Robots.txt Validator
Validate robots.txt syntax and test URL paths against allow/disallow rules for any user-agent. Debug crawling issues instantly. Free, 100% in your browser.
Reference
What is robots.txt?
robots.txt is a plain text file placed at the root of a website (e.g., example.com/robots.txt) that instructs web crawlers which pages or sections they are allowed or disallowed from accessing. It follows the Robots Exclusion Protocol, a standard supported by all major search engines including Google, Bing, and Yahoo.
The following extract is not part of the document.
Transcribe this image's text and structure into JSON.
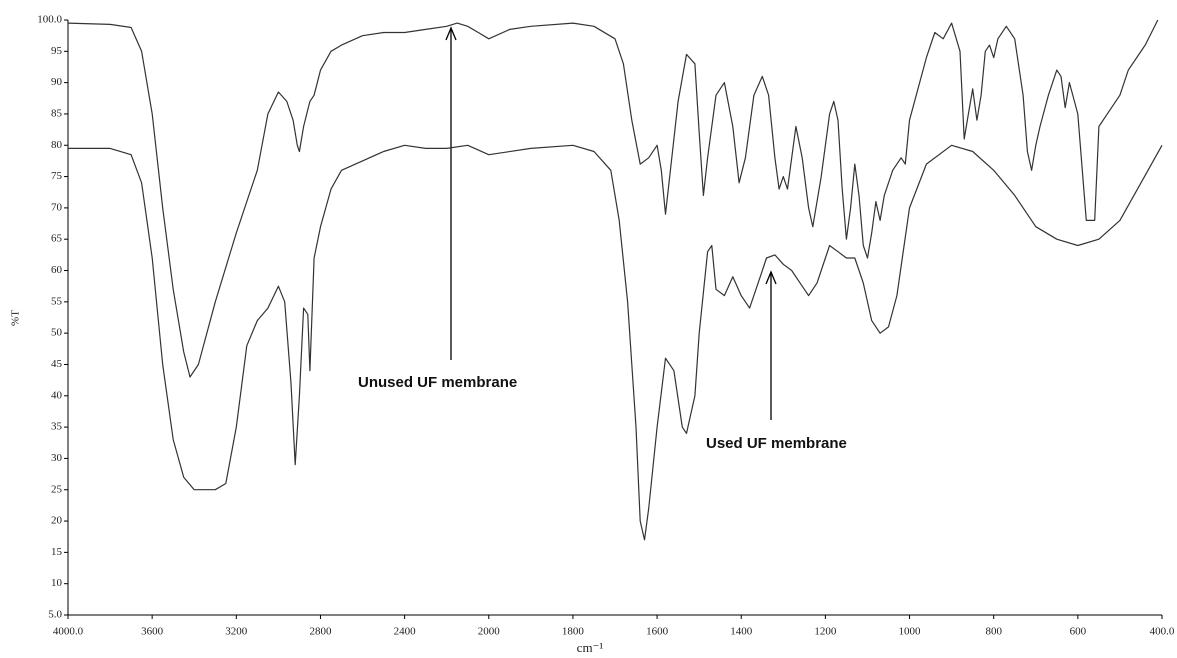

While robots.txt is advisory (crawlers can choose to ignore it), well-behaved bots always respect these rules.
Robots.txt directives
User-agent — specifies which crawler the rules apply to (* means all crawlers). Disallow — blocks access to a URL path or prefix. Allow — explicitly allows access to a path (overrides Disallow in some implementations). Sitemap — points to the XML sitemap URL for the site. Crawl-delay — requests a delay between successive crawl requests (supported by some bots). Wildcards — Google and Bing support * and $ in path patterns for advanced matching.
Common use cases
SEO debugging — verify that important pages are not accidentally blocked from search engines. Pre-launch checks — ensure robots.txt does not carry over "Disallow: /" from staging. Crawler management — block specific bots from resource-heavy pages. Privacy — prevent indexing of admin panels, user profiles, or internal tools. Migration — validate rules after a site restructure or domain migration.
Privacy
All validation and testing runs 100% in your browser. No data is sent to any server.